The Snare of Escapism | Dissident Voice

Many things in modern life have an epicurean appeal, a flare that even the most ascetic among us may be hard done by to resist. While it is certainly true that a contemporary, urbanised life demands much of us, sometimes to the point of inducing breakage, this same life also affords us much time to indulge in activities and offerings that were proscribed to our agrarian forebearers. The homestead, with its round-the-clock duties and chores, akin to the care of an infant that a parent must provide, was no friend to a life of leisure and indulgence. But to the extent that some of us modern humans, presently, take our penchants for self-satisfaction is an overshoot into the territory of decadence and self-harm, unwitting as it may be.

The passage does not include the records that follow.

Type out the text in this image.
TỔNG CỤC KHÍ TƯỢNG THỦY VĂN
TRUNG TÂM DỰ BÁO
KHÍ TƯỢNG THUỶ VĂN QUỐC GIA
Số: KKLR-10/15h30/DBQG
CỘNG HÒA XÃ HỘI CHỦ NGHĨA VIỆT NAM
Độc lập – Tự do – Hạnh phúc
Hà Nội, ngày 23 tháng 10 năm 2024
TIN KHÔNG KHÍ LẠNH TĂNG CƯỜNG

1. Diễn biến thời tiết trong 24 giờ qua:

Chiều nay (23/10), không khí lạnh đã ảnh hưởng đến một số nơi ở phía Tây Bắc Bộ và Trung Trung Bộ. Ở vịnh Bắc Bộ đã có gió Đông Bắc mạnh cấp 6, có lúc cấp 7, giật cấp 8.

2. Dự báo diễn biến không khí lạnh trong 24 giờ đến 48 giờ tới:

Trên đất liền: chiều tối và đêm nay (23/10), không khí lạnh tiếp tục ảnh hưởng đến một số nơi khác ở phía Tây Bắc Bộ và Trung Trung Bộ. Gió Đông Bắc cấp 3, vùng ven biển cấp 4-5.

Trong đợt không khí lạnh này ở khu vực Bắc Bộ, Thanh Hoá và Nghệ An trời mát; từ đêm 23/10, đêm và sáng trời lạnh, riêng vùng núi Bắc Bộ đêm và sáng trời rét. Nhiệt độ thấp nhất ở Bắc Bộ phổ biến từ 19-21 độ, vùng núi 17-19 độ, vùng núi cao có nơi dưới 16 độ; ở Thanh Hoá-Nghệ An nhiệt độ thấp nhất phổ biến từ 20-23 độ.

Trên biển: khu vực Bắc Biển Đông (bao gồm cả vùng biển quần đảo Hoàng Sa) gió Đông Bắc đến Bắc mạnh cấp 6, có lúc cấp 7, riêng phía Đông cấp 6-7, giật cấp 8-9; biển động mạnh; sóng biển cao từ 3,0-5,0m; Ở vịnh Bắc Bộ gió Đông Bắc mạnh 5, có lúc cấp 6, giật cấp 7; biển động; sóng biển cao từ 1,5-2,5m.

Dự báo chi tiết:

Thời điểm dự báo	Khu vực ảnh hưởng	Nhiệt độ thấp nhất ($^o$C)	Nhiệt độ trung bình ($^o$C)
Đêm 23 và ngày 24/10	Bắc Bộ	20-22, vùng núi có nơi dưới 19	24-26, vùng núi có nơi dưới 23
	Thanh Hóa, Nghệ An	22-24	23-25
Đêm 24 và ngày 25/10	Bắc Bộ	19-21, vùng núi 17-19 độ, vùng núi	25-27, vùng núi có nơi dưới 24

All cultures have their rites, rituals and ceremonies in celebration of things, from the ordinary to the auspicious. One common event among some of the most lasting and prosperous cultures was, and remains, the celebration of the harvest at the end of the growing season. This was a time of merriment and appreciation for the bounty reaped from the collective efforts of all those in the community. Celebrations could include anything from the sharing and distribution of annual crops, the sharing of fermented drinks, folk dance, theatre and song, and fireworks displays. When one considers the many arduous forms of work involved in farming, it only makes sense that people would rejoice at its end-stage.